Relatif ensuite à la durée des violences, la nature des armes utilisées, le déplacement de la population civile, le nombre des victimes, les prises d’otage et les arrestations multiples, les partisans du trouble intérieur soutiennent, malgré une durée assez longue des hostilités, une fréquence approximative des violences, un déplacement important de la population civile, des prises d’otage et des arrestations des auteurs de troubles, que les violences au Nord-ouest et Sud-ouest du Cameroun sont cantonnées dans le champ d’application des troubles intérieures.

Concernant enfin le niveau d’organisation des parties aux violences, il est admit par les tenants des troubles intérieures que les parties au conflit au Nord-ouest et Sud-ouest du Cameroun, et surtout les dissidents c’est-à-dire les sécessionnistes et les guérillos, que ces derniers ne sont pas organisés tel qu’une armée Etatique. Ce sont des groupes armés minuscules, disparates et interdépendants, qui mènent des actions isolés [14].

A l’analyse de tout ces critères, il ressort que le conflit au Nord-ouest et Sud-ouest du Cameroun, selon les partisans de trouble intérieure, sont du champ de trouble intérieure tel que soutenu par le gouvernement de Yaoundé et ses partisans. Selon eux, ces violences relèvent particulièrement des troubles intérieures et par conséquent sont du champ de compétences nationales. Ils excluent ainsi d’autres qualifications juridiques des violences, qui pourraient faire basculer les violences vers d’autres approches. Pour eux, le seuil et l’intensité des violences n’ayant pas atteint le niveau d’intervention du Droit International Humanitaire, et par conséquent de la police internationale, il revient à l’Etat de faire taire les violences [15].

Toutefois, si la position des partisans de troubles intérieures semble prendre de l’ampleur et s’avère convaincante, tel n’est pas cependant l’avis de tous. Depuis un certain temps, une tendance majoritaire se tourne de plus en plus vers la thèse qualifiant les violences au Nord-ouest et Sud-ouest du Cameroun de Conflit Armé Non International.

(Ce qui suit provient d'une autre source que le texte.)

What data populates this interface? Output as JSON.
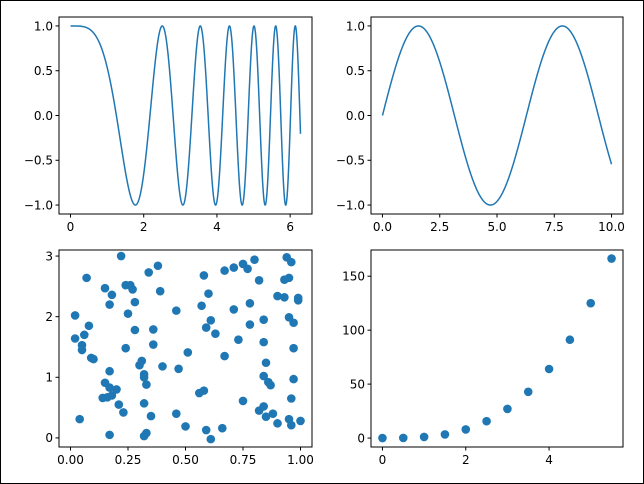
{
  "chart_data": [
    {
      "type": "line",
      "function": "cos(x^2)",
      "x_range": [
        0,
        6.283
      ],
      "xlim": [
        -0.314,
        6.597
      ],
      "ylim": [
        -1.1,
        1.1
      ],
      "xticks": [
        0,
        2,
        4,
        6
      ],
      "xtick_labels": [
        "0",
        "2",
        "4",
        "6"
      ],
      "yticks": [
        -1.0,
        -0.5,
        0.0,
        0.5,
        1.0
      ],
      "ytick_labels": [
        "−1.0",
        "−0.5",
        "0.0",
        "0.5",
        "1.0"
      ],
      "color": "#1f77b4",
      "title": "",
      "xlabel": "",
      "ylabel": ""
    },
    {
      "type": "line",
      "function": "sin(x)",
      "x_range": [
        0,
        10
      ],
      "xlim": [
        -0.5,
        10.5
      ],
      "ylim": [
        -1.1,
        1.1
      ],
      "xticks": [
        0,
        2.5,
        5,
        7.5,
        10
      ],
      "xtick_labels": [
        "0.0",
        "2.5",
        "5.0",
        "7.5",
        "10.0"
      ],
      "yticks": [
        -1.0,
        -0.5,
        0.0,
        0.5,
        1.0
      ],
      "ytick_labels": [
        "−1.0",
        "−0.5",
        "0.0",
        "0.5",
        "1.0"
      ],
      "color": "#1f77b4",
      "title": "",
      "xlabel": "",
      "ylabel": ""
    },
    {
      "type": "scatter",
      "xlim": [
        -0.05,
        1.05
      ],
      "ylim": [
        -0.15,
        3.1
      ],
      "xticks": [
        0,
        0.25,
        0.5,
        0.75,
        1.0
      ],
      "xtick_labels": [
        "0.00",
        "0.25",
        "0.50",
        "0.75",
        "1.00"
      ],
      "yticks": [
        0,
        1,
        2,
        3
      ],
      "ytick_labels": [
        "0",
        "1",
        "2",
        "3"
      ],
      "color": "#1f77b4",
      "points": [
        [
          0.02,
          2.02
        ],
        [
          0.02,
          1.64
        ],
        [
          0.05,
          1.53
        ],
        [
          0.05,
          1.45
        ],
        [
          0.08,
          1.85
        ],
        [
          0.07,
          2.64
        ],
        [
          0.06,
          1.7
        ],
        [
          0.09,
          1.32
        ],
        [
          0.1,
          1.3
        ],
        [
          0.04,
          0.31
        ],
        [
          0.15,
          2.47
        ],
        [
          0.17,
          2.2
        ],
        [
          0.18,
          2.36
        ],
        [
          0.15,
          0.91
        ],
        [
          0.17,
          0.83
        ],
        [
          0.17,
          1.1
        ],
        [
          0.16,
          0.67
        ],
        [
          0.14,
          0.66
        ],
        [
          0.18,
          0.7
        ],
        [
          0.2,
          0.8
        ],
        [
          0.21,
          0.55
        ],
        [
          0.23,
          0.42
        ],
        [
          0.17,
          0.05
        ],
        [
          0.22,
          3.0
        ],
        [
          0.26,
          2.52
        ],
        [
          0.24,
          2.52
        ],
        [
          0.27,
          2.45
        ],
        [
          0.28,
          2.24
        ],
        [
          0.25,
          2.05
        ],
        [
          0.24,
          1.48
        ],
        [
          0.28,
          1.78
        ],
        [
          0.31,
          1.27
        ],
        [
          0.3,
          1.2
        ],
        [
          0.32,
          1.05
        ],
        [
          0.32,
          1.0
        ],
        [
          0.33,
          0.88
        ],
        [
          0.32,
          0.57
        ],
        [
          0.35,
          0.36
        ],
        [
          0.33,
          0.08
        ],
        [
          0.32,
          0.03
        ],
        [
          0.34,
          2.73
        ],
        [
          0.38,
          2.84
        ],
        [
          0.39,
          2.42
        ],
        [
          0.36,
          1.79
        ],
        [
          0.36,
          1.54
        ],
        [
          0.4,
          1.18
        ],
        [
          0.46,
          2.1
        ],
        [
          0.47,
          1.14
        ],
        [
          0.46,
          0.4
        ],
        [
          0.5,
          0.19
        ],
        [
          0.51,
          1.41
        ],
        [
          0.58,
          2.68
        ],
        [
          0.6,
          2.38
        ],
        [
          0.57,
          2.18
        ],
        [
          0.59,
          1.82
        ],
        [
          0.61,
          1.94
        ],
        [
          0.63,
          1.72
        ],
        [
          0.67,
          1.35
        ],
        [
          0.58,
          0.78
        ],
        [
          0.56,
          0.74
        ],
        [
          0.59,
          0.13
        ],
        [
          0.61,
          -0.02
        ],
        [
          0.66,
          0.16
        ],
        [
          0.67,
          2.76
        ],
        [
          0.71,
          2.81
        ],
        [
          0.71,
          2.12
        ],
        [
          0.73,
          1.62
        ],
        [
          0.75,
          2.87
        ],
        [
          0.77,
          2.79
        ],
        [
          0.78,
          2.22
        ],
        [
          0.8,
          2.94
        ],
        [
          0.82,
          2.6
        ],
        [
          0.78,
          1.87
        ],
        [
          0.84,
          1.95
        ],
        [
          0.84,
          1.58
        ],
        [
          0.85,
          1.24
        ],
        [
          0.84,
          1.02
        ],
        [
          0.86,
          0.92
        ],
        [
          0.87,
          0.87
        ],
        [
          0.75,
          0.61
        ],
        [
          0.82,
          0.45
        ],
        [
          0.84,
          0.52
        ],
        [
          0.85,
          0.35
        ],
        [
          0.88,
          0.4
        ],
        [
          0.9,
          0.24
        ],
        [
          0.9,
          2.34
        ],
        [
          0.94,
          2.98
        ],
        [
          0.96,
          2.9
        ],
        [
          0.95,
          2.64
        ],
        [
          0.93,
          2.61
        ],
        [
          0.93,
          2.32
        ],
        [
          0.95,
          1.99
        ],
        [
          0.97,
          1.9
        ],
        [
          0.99,
          2.27
        ],
        [
          0.99,
          2.31
        ],
        [
          0.97,
          1.48
        ],
        [
          0.97,
          0.97
        ],
        [
          0.96,
          0.65
        ],
        [
          0.95,
          0.31
        ],
        [
          0.96,
          0.21
        ],
        [
          1.0,
          0.28
        ]
      ],
      "title": "",
      "xlabel": "",
      "ylabel": ""
    },
    {
      "type": "scatter",
      "xlim": [
        -0.275,
        5.775
      ],
      "ylim": [
        -8.3,
        174.3
      ],
      "xticks": [
        0,
        2,
        4
      ],
      "xtick_labels": [
        "0",
        "2",
        "4"
      ],
      "yticks": [
        0,
        50,
        100,
        150
      ],
      "ytick_labels": [
        "0",
        "50",
        "100",
        "150"
      ],
      "color": "#1f77b4",
      "x": [
        0,
        0.5,
        1.0,
        1.5,
        2.0,
        2.5,
        3.0,
        3.5,
        4.0,
        4.5,
        5.0,
        5.5
      ],
      "y": [
        0,
        0.13,
        1.0,
        3.38,
        8.0,
        15.63,
        27.0,
        42.88,
        64.0,
        91.13,
        125.0,
        166.38
      ],
      "title": "",
      "xlabel": "",
      "ylabel": ""
    }
  ]
}
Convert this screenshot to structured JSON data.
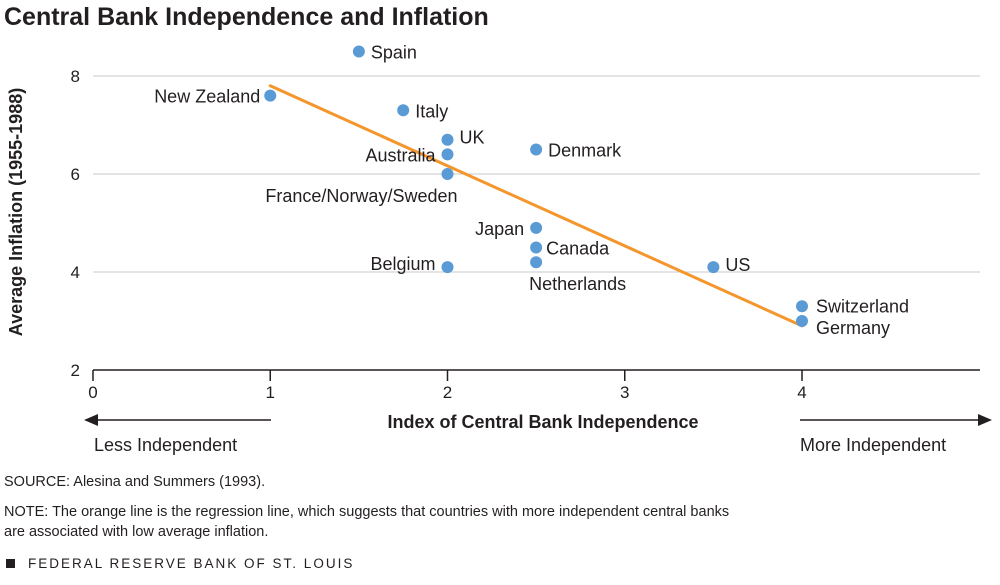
{
  "chart_data": {
    "type": "scatter",
    "title": "Central Bank Independence and Inflation",
    "xlabel": "Index of Central Bank Independence",
    "ylabel": "Average Inflation (1955-1988)",
    "xlim": [
      0,
      5
    ],
    "ylim": [
      2,
      9
    ],
    "x_ticks": [
      "0",
      "1",
      "2",
      "3",
      "4"
    ],
    "y_ticks": [
      "2",
      "4",
      "6",
      "8"
    ],
    "grid": "horizontal",
    "point_color": "#5b9bd5",
    "line_color": "#f5962d",
    "points": [
      {
        "label": "Spain",
        "x": 1.5,
        "y": 8.5
      },
      {
        "label": "New Zealand",
        "x": 1.0,
        "y": 7.6
      },
      {
        "label": "Italy",
        "x": 1.75,
        "y": 7.3
      },
      {
        "label": "UK",
        "x": 2.0,
        "y": 6.7
      },
      {
        "label": "Denmark",
        "x": 2.5,
        "y": 6.5
      },
      {
        "label": "Australia",
        "x": 2.0,
        "y": 6.4
      },
      {
        "label": "France/Norway/Sweden",
        "x": 2.0,
        "y": 6.0
      },
      {
        "label": "Japan",
        "x": 2.5,
        "y": 4.9
      },
      {
        "label": "Canada",
        "x": 2.5,
        "y": 4.5
      },
      {
        "label": "Netherlands",
        "x": 2.5,
        "y": 4.2
      },
      {
        "label": "Belgium",
        "x": 2.0,
        "y": 4.1
      },
      {
        "label": "US",
        "x": 3.5,
        "y": 4.1
      },
      {
        "label": "Switzerland",
        "x": 4.0,
        "y": 3.3
      },
      {
        "label": "Germany",
        "x": 4.0,
        "y": 3.0
      }
    ],
    "regression_line": {
      "x": [
        1,
        4
      ],
      "y": [
        7.8,
        2.9
      ]
    },
    "direction_labels": {
      "left": "Less Independent",
      "right": "More Independent"
    }
  },
  "source": "SOURCE: Alesina and Summers (1993).",
  "note_line1": "NOTE: The orange line is the regression line, which suggests that countries with more independent central banks",
  "note_line2": "are associated with low average inflation.",
  "footer": "FEDERAL RESERVE BANK OF ST. LOUIS"
}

II-Les violences au nord-ouest et sud-ouest du Cameroun : une tendance accrue vers un conflit armé non international.

L’ampleur des violences armées au Nord-ouest et Sud-ouest du Cameroun ces dernières années, conduit certaines personnes à le qualifier de Conflit armé non international (CANI) [16]. Ils rejettent catégoriquement l’argument qui considère ce conflit de trouble intérieure. Leurs thèses est fondées sur des critères identiques à ceux utilisés par les partisans de trouble intérieure exposée ci haut. Avant d’exposer cette nouvelle approche, il sied de signifier ce qu’on appelle CANI et d’en ressortir ses contours.

Le Droit International Humanitaire appelle Conflit Armé Non International (CANI), les conflits armés ne présentant pas un caractère international et surgissant sur le territoire de l’une des hautes parties contractants aux Conventions de Genève de 1949 [17] et à ses Protocoles Additionnels de 1977. Ces articles à eux seules posent les bases du droit des conflits armés non international. Les conflits armés ne présentant pas un caractère international sont en effet, des conflits dans lequel l’une au moins des parties impliqués n’est pas gouvernementale. Deux cas de figure sont mis en exergue ici. Le premier, met en confrontation un ou des groupes armés à des forces Etatiques, et le second, les forces armées entre elles.

Il faut préciser que pour qu’il y est "CANI", il faut que la situation de violence atteigne un niveau qui la distingue des autres formes de violence. Cela voudra dire que certaines formes de violence sont exclues du champ d’application du droit international humanitaire. On parle ainsi des tensions internes ou troubles intérieurs, des violences sporadiques, des émeutes. Ces formes de violences relèvent du champ d’application du droit interne des Etats.

Généralement, il existe deux types de CANI : les CANI de basse intensité et les CANI de haute intensité [18]. Dans tous les deux cas, les combattants capturés lors des hostilités, ne bénéficient pas de statut de prisonnier de guerre. Pour n’est pas sombrer dans des confusions de forme de CANI, une distinction à été opérée entre ces deux types de CANI. La distinction entre le CANI de haute et de basse intensité, dépend du seuil de violence ou des hostilités. Lorsqu’ils sont de grandes envergures, on est en situation de CANI de haute intensité ; et lorsque les violences ou hostilités sont moins grandes, on est en présence du CANI de basse intensité. Toutefois et dans tous les deux cas, l’appréciation du CANI dépend de l’intensité des violences et de l’organisation des groupes armés.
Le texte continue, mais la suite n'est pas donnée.